Desde mi ventana
Carmen Heras

En mi entender, cualquier lectura tiene aspectos válidos, aunque debamos aprender a discriminar, sabiendo lo qué leemos. Cuando Corín Tellado comenzó a escribir para mantener a sus hijos, al no disponer de otros ingresos tras separarse, fue tremendamente denostada por los ambientes cultos de la época, pero hoy existen infinidad de escritores/as que siguen sus mismas pautas y son ampliamente seguidos, aunque no tanto como ella, declarada en 1962 por la Unesco la escritora española más leída después de Cervantes.

El 23 de abril de cada año se conoce como el Día del Libro y la mayoría de las localidades lo celebran con Ferias y actividades varias, lo cual está muy bien.
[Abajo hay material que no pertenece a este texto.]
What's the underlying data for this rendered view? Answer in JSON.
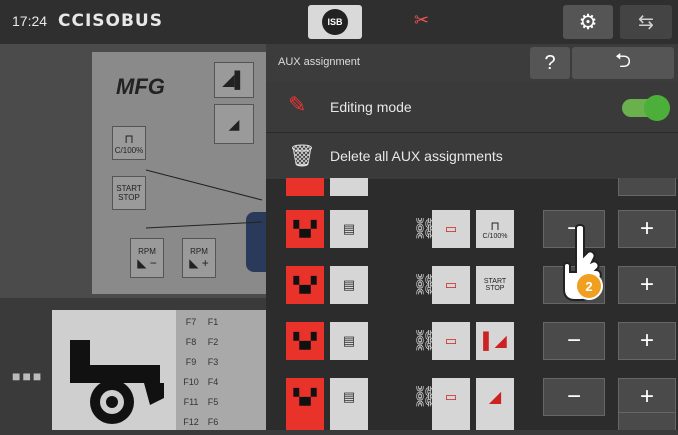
{
  "topbar": {
    "time": "17:24",
    "brand": "CCISOBUS",
    "isb_label": "ISB",
    "settings_icon": "gear-icon",
    "swap_icon": "screen-swap-icon"
  },
  "mask": {
    "title": "MFG",
    "btn_cutoff": "C/100%",
    "btn_start": "START",
    "btn_stop": "STOP",
    "btn_rpm_minus": "RPM",
    "btn_rpm_plus": "RPM",
    "fkeys": [
      "F7",
      "F1",
      "F8",
      "F2",
      "F9",
      "F3",
      "F10",
      "F4",
      "F11",
      "F5",
      "F12",
      "F6"
    ]
  },
  "aux": {
    "title": "AUX assignment",
    "help": "?",
    "editing_mode": "Editing mode",
    "editing_mode_on": true,
    "delete_all": "Delete all AUX assignments",
    "rows": [
      {
        "fn2": "C/100%"
      },
      {
        "fn2": "START STOP"
      },
      {
        "fn2": ""
      },
      {
        "fn2": ""
      }
    ],
    "step_badge": "2"
  },
  "colors": {
    "accent_red": "#e8322a",
    "toggle_green": "#4caf3a",
    "badge_orange": "#f0a020"
  }
}
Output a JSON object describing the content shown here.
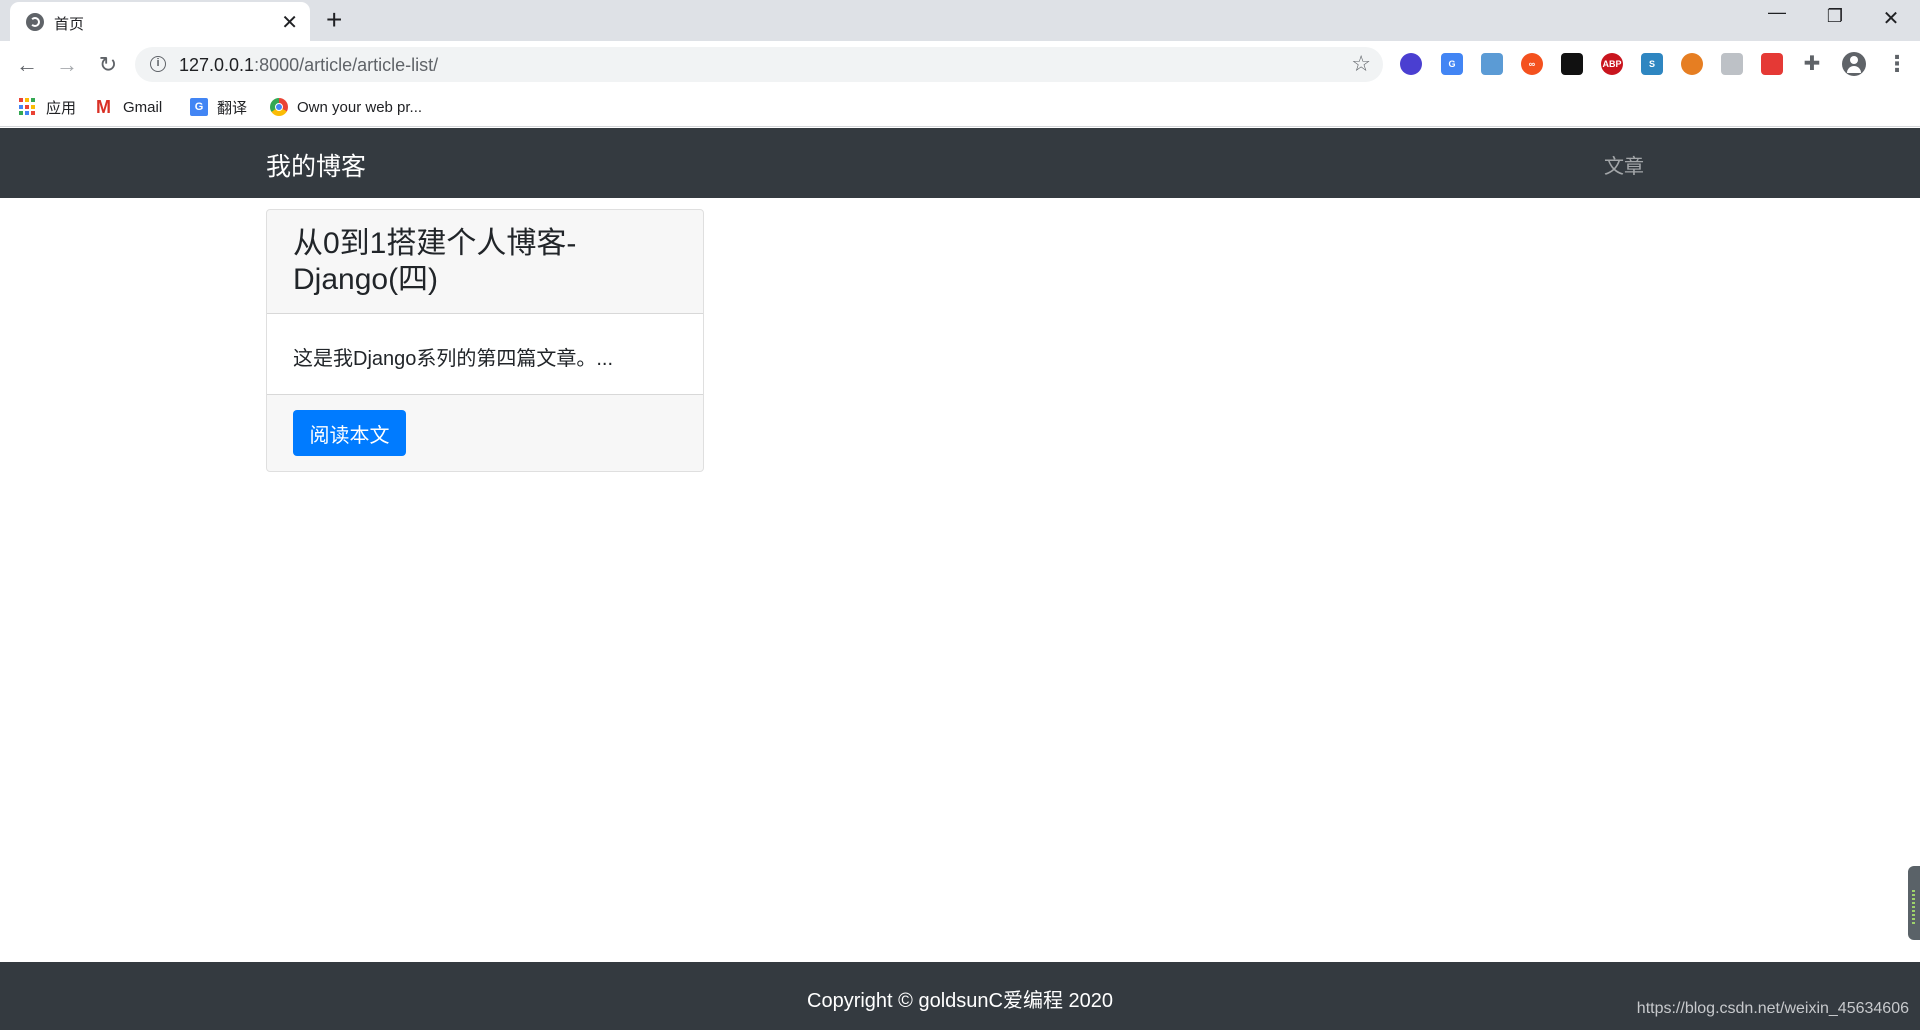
{
  "browser": {
    "tab": {
      "title": "首页"
    },
    "address": {
      "host": "127.0.0.1",
      "path": ":8000/article/article-list/"
    },
    "bookmarks": [
      {
        "label": "应用"
      },
      {
        "label": "Gmail"
      },
      {
        "label": "翻译"
      },
      {
        "label": "Own your web pr..."
      }
    ],
    "extension_badges": {
      "abp": "ABP"
    }
  },
  "site": {
    "brand": "我的博客",
    "nav_link": "文章"
  },
  "articles": [
    {
      "title": "从0到1搭建个人博客-Django(四)",
      "excerpt": "这是我Django系列的第四篇文章。...",
      "button": "阅读本文"
    }
  ],
  "footer": {
    "copyright": "Copyright © goldsunC爱编程 2020",
    "watermark": "https://blog.csdn.net/weixin_45634606"
  }
}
Hay infinidad de títulos nuevos y repasar los escaparates e interiores de librerías sigue siendo un verdadero gozo intelectual y hasta físico. Afortunadamente surgen pequeñas editoriales por doquier, y las mayores se esmeran cada vez más. Afortunadamente, los agoreros que pronosticaron hace unos años la desaparición del libro clásico en favor del libro electrónico se equivocaron. El libro de papel sigue teniendo un sin fin de lectores y aunque cualquier cifra sobre éstos siempre es mejorable, lo cierto y verdad es que siguen abriéndose librerías donde podemos encontrar grandes y chicas maravillas impresas.
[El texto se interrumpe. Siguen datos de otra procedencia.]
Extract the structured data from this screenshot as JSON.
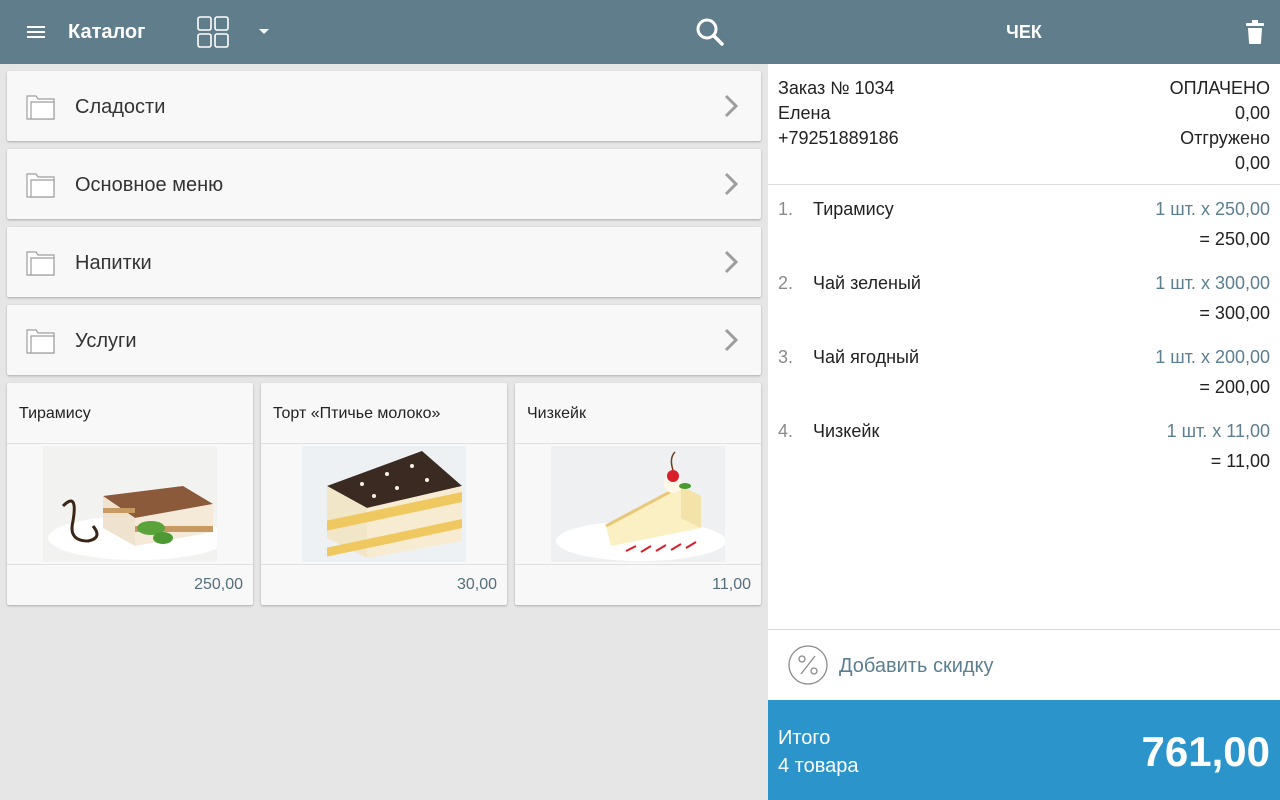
{
  "topbar": {
    "catalog_title": "Каталог",
    "receipt_title": "ЧЕК",
    "menu_icon": "hamburger-icon",
    "view_icon": "grid-view-icon",
    "dropdown_icon": "triangle-down-icon",
    "search_icon": "search-icon",
    "trash_icon": "trash-icon",
    "color": "#607d8b"
  },
  "catalog": {
    "folders": [
      {
        "label": "Сладости"
      },
      {
        "label": "Основное меню"
      },
      {
        "label": "Напитки"
      },
      {
        "label": "Услуги"
      }
    ],
    "products": [
      {
        "name": "Тирамису",
        "price": "250,00",
        "image": "tiramisu-photo"
      },
      {
        "name": "Торт «Птичье молоко»",
        "price": "30,00",
        "image": "bird-milk-cake-photo"
      },
      {
        "name": "Чизкейк",
        "price": "11,00",
        "image": "cheesecake-photo"
      }
    ]
  },
  "receipt": {
    "order_number": "Заказ № 1034",
    "status": "ОПЛАЧЕНО",
    "customer": "Елена",
    "paid_amount": "0,00",
    "phone": "+79251889186",
    "shipped_label": "Отгружено",
    "shipped_amount": "0,00",
    "items": [
      {
        "num": "1.",
        "name": "Тирамису",
        "qty": "1 шт. x 250,00",
        "total": "= 250,00"
      },
      {
        "num": "2.",
        "name": "Чай зеленый",
        "qty": "1 шт. x 300,00",
        "total": "= 300,00"
      },
      {
        "num": "3.",
        "name": "Чай ягодный",
        "qty": "1 шт. x 200,00",
        "total": "= 200,00"
      },
      {
        "num": "4.",
        "name": "Чизкейк",
        "qty": "1 шт. x 11,00",
        "total": "= 11,00"
      }
    ],
    "discount_label": "Добавить скидку",
    "discount_icon": "percent-icon",
    "total_label": "Итого",
    "total_count": "4 товара",
    "total_sum": "761,00",
    "total_color": "#2b95cb"
  }
}
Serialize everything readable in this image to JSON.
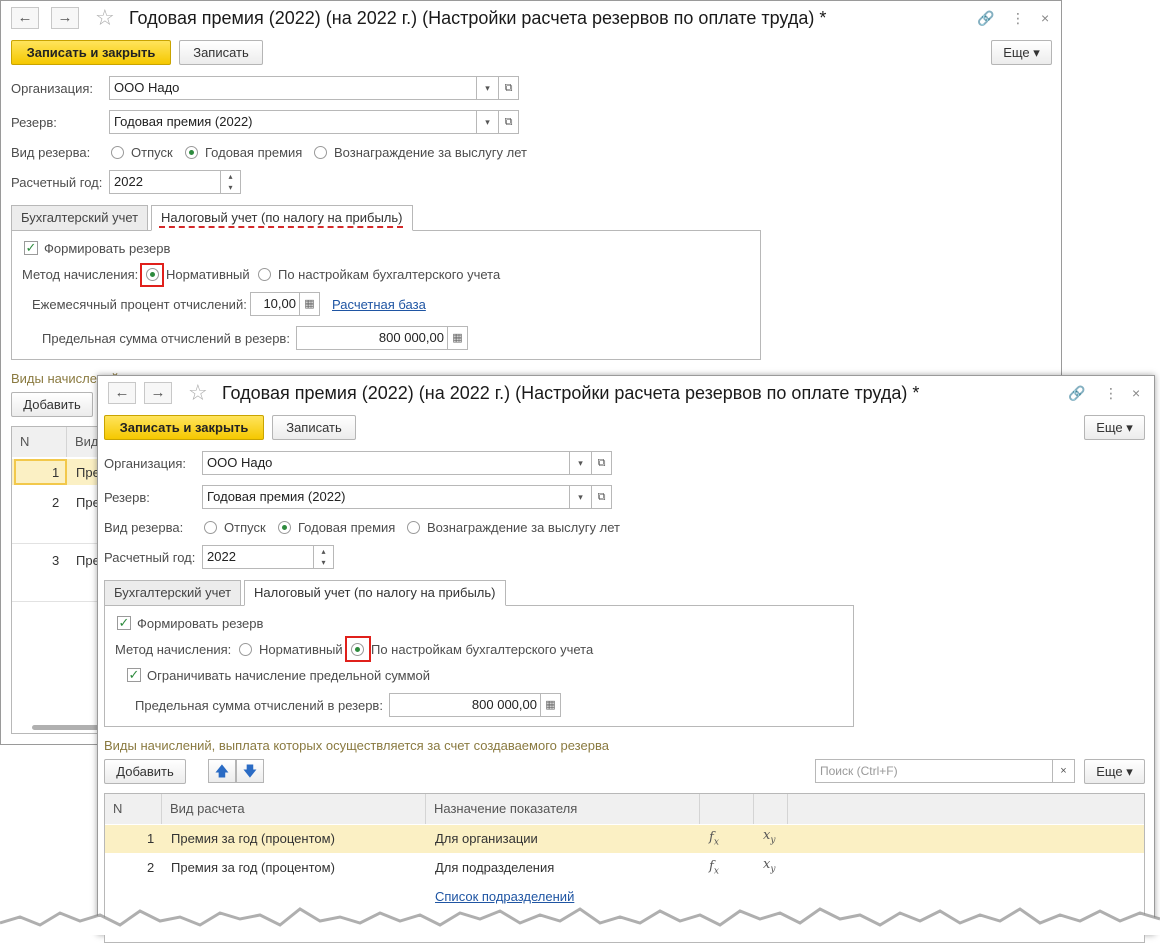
{
  "window": {
    "title": "Годовая премия (2022) (на 2022 г.) (Настройки расчета резервов по оплате труда) *",
    "back_icon": "←",
    "forward_icon": "→"
  },
  "toolbar": {
    "save_close": "Записать и закрыть",
    "save": "Записать",
    "more": "Еще"
  },
  "form": {
    "org_label": "Организация:",
    "org_value": "ООО Надо",
    "reserve_label": "Резерв:",
    "reserve_value": "Годовая премия (2022)",
    "kind_label": "Вид резерва:",
    "kind_options": [
      "Отпуск",
      "Годовая премия",
      "Вознаграждение за выслугу лет"
    ],
    "year_label": "Расчетный год:",
    "year_value": "2022"
  },
  "tabs": [
    "Бухгалтерский учет",
    "Налоговый учет (по налогу на прибыль)"
  ],
  "tax": {
    "form_reserve": "Формировать резерв",
    "method_label": "Метод начисления:",
    "method_options": [
      "Нормативный",
      "По настройкам бухгалтерского учета"
    ],
    "monthly_label": "Ежемесячный процент отчислений:",
    "monthly_value": "10,00",
    "base_link": "Расчетная база",
    "limit_label": "Предельная сумма отчислений в резерв:",
    "limit_value": "800 000,00",
    "limit_check": "Ограничивать начисление предельной суммой"
  },
  "accruals": {
    "section_title": "Виды начислений, выплата которых осуществляется за счет создаваемого резерва",
    "section_title_cut": "Виды начислений",
    "add": "Добавить",
    "search_placeholder": "Поиск (Ctrl+F)",
    "more": "Еще",
    "headers": [
      "N",
      "Вид расчета",
      "Назначение показателя"
    ],
    "header_cut": "Вид",
    "rows": [
      {
        "n": "1",
        "kind": "Премия за год (процентом)",
        "purpose": "Для организации"
      },
      {
        "n": "2",
        "kind": "Премия за год (процентом)",
        "purpose": "Для подразделения",
        "link": "Список подразделений"
      },
      {
        "n": "3",
        "kind": "Пре"
      }
    ],
    "row_cut": "Пре",
    "fx": "fx",
    "xy": "xy"
  }
}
Los libros son pequeñas joyas (también por el precio), incluso los más desatinados o vulgares. Siempre he defendido la lectura sin restricciones, porque hasta el mayor folletín ofrece aspectos interesantes. No hay nada como leer para conocer otros mundos y otras historias distintas a la propia, aunque sean, en cierto modo, inventadas. Y qué decir del aprendizaje de la ortografía y sus famosas reglas, que no hay necesariamente que retener cuando se lee con asiduidad. Para los que conocimos la televisión siendo ya adolescentes, la lectura fue una diversión sin límites que llenaba parte de nuestras horas de ocio y conseguía encendernos la bombilla de la imaginación.
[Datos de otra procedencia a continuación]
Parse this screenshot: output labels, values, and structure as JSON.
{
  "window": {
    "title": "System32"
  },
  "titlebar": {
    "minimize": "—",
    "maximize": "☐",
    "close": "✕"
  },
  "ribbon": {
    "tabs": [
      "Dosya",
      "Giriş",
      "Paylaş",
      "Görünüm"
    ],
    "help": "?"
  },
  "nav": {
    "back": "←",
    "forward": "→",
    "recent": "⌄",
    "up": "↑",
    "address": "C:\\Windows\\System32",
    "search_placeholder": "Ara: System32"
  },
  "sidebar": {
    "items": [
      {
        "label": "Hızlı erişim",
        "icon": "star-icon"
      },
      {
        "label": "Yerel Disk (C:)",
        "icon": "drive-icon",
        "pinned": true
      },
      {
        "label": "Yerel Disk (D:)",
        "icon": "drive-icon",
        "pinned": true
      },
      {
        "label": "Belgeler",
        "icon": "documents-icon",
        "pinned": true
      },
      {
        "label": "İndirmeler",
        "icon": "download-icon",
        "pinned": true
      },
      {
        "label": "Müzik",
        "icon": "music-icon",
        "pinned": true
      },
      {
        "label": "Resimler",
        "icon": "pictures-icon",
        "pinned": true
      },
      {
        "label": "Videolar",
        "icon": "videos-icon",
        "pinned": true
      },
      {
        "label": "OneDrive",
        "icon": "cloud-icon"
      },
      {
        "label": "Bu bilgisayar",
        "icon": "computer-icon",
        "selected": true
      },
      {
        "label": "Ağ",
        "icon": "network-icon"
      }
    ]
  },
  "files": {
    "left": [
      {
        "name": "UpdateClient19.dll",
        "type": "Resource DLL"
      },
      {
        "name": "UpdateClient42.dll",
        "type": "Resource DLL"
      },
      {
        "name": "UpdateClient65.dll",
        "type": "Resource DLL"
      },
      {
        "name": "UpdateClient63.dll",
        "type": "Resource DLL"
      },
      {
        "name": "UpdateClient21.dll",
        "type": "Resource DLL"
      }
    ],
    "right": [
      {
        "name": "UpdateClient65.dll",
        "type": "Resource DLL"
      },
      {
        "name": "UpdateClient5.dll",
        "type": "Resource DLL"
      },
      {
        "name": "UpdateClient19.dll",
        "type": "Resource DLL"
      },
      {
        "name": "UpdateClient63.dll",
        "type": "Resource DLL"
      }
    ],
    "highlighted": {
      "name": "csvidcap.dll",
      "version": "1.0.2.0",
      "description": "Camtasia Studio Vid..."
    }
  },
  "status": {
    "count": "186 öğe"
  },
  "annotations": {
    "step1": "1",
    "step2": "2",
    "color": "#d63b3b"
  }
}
Muchas veces nos riñeron por leer tanto y “no hacer otra cosa” (nos decían). Leíamos, por tanto, cuando no podían vernos, de noche, acostadas bajo las mantas, con poca luz, en alcobas de casas antiguas a las que llegaba una escasa claridad (siempre he creído que mi temprana miopía tuvo su origen en esas costumbres de los primeros años). “No hacer otra cosa”, nos afeaban, sobre todo a las niñas y adolescentes, en aquellos años en los que las mujeres debían de aprender a manejar una casa, unos hijos y un marido, saber de costura y de cocina y no darle tantas alas a la imaginación desbordante. Ahora son otros tiempos y han cambiado mucho los intereses y las expectativas. Las niñas ya no aprenden a hacer mantelerías o tapetes de ganchillo, más bien juegan al fútbol o hacen danza. Aunque leer, espero que sigan leyendo. Y sin restricciones.

De un tiempo a esta parte todo el mundo escribe un libro. La famosa timidez del neófito se ha roto, y creo que la pandemia, con su enclaustramiento, ha tenido mucho que ver con este continuo baile de particulares lanzados a escribir para expresar sus emociones, dándoles un escape que compartir con otros. Generalmente los costes los paga el propio escritor, y luego si venden consigue retornarlos. Las Ferias en lugares pequeños están repletas de este tipo de títulos, de personas conocidas en la localidad, que aprovechan los días oficialmente programados para exponerlos.